Mr. Goldberg is recognized as a leader in the legal industry:

  • Lawdragon – 2016 Lawdragon 500 Leading Lawyer

    He is consistently recognized as a leading M&A lawyer in various industry publications:

  • Chambers Global
  • Chambers USA
  • IFLR1000
  • Expert Guide to Banking, Finance and Transactional Law (Mergers and Acquisitions)

PROFESSIONAL HISTORY

  • Partner, 1997-present
  • Associate, 1989-1997


Salvatore (S.J.) Gagliardi is Vice President and Chief Counsel, Business Transactions and Manufacturing at Zoetis. He leads the legal team responsible for mergers, acquisitions, licenses and other strategic transactions, as well as global manufacturing and supply.  S.J. joined Zoetis in 2012, shortly before its separation from Pfizer.  Prior to joining Zoetis, S.J. was a corporate associate in the mergers & acquisitions group at Simpson Thacher & Bartlett in New York.  S.J. received a J.D. from the University of Virginia Law School and a B.A. from Dartmouth University.

About Zoetis

Zoetis is the leading animal health company, dedicated to supporting its customers and their businesses. Building on more than 65 years of experience in animal health, Zoetis discovers, develops, manufactures and commercializes medicines, vaccines and diagnostic products, which are complemented by biodevices, genetic tests and a range of services. Zoetis serves veterinarians, livestock producers and people who raise and care for farm and companion animals with sales of its products in more than 100 countries. In 2018, the company generated annual revenue of $5.8 billion with approximately 10,000 employees. For more information, visit www.zoetis.com.

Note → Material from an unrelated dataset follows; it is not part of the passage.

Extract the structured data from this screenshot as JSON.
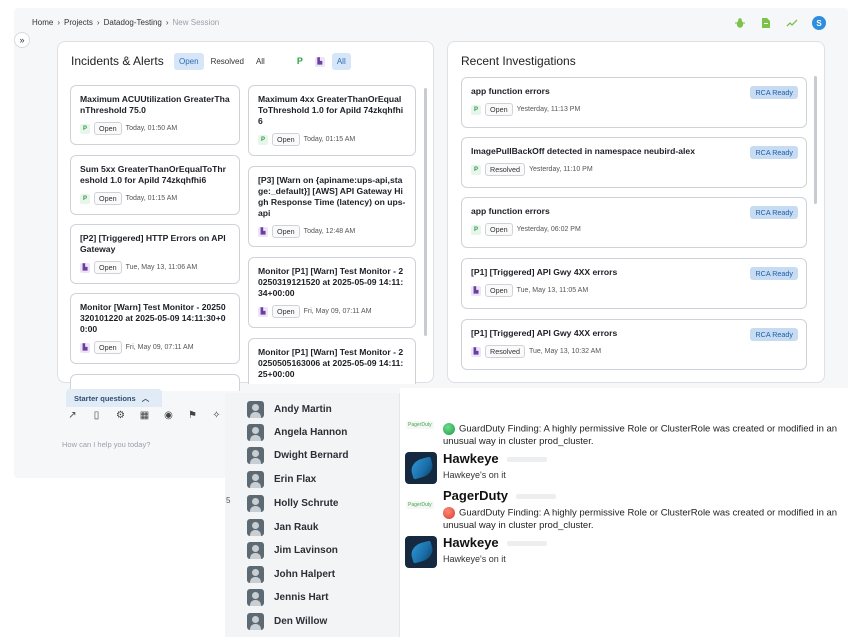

Karla C. Robertson currently serves as executive vice president, general counsel and secretary of Pentair plc.  Pentair delivers a comprehensive range of smart, sustainable water solutions to homes, business and industry around the world.  Pentair operates from approximately 110 locations in 30 countries and with approximately 10,000 employees. Pentair’s 2018 revenue was $3.0 billion, and it trades under the ticker symbol PNR.  Before joining Pentair in 2017, Ms. Robertson served as executive vice president, general counsel and corporate secretary of SUPERVALU Inc., which was, at the time, one of the largest publicly traded food wholesale distributors in the United States.  Ms. Robertson also held a variety of positions at SUPERVALU before becoming general counsel.  Prior to working at SUPERVALU, Ms. Robertson was in-house counsel at Target Corporation, worked in private practice at Faegre & Benson LLP (currently Faegre Baker Daniels LLP) and served as a judicial law clerk for the United States District Court for the Southern District of Iowa. Robertson holds her J.D. from the University of Denver College of Law and her B.A. from the University of Minnesota, Twin Cities.  Ms. Robertson is also involved in civic life in the Twin Cities, serving on the Board of Directors for the ACLU of Minnesota Foundation and the Colleagues Advisory Board for the Frederick R. Weisman Art Museum.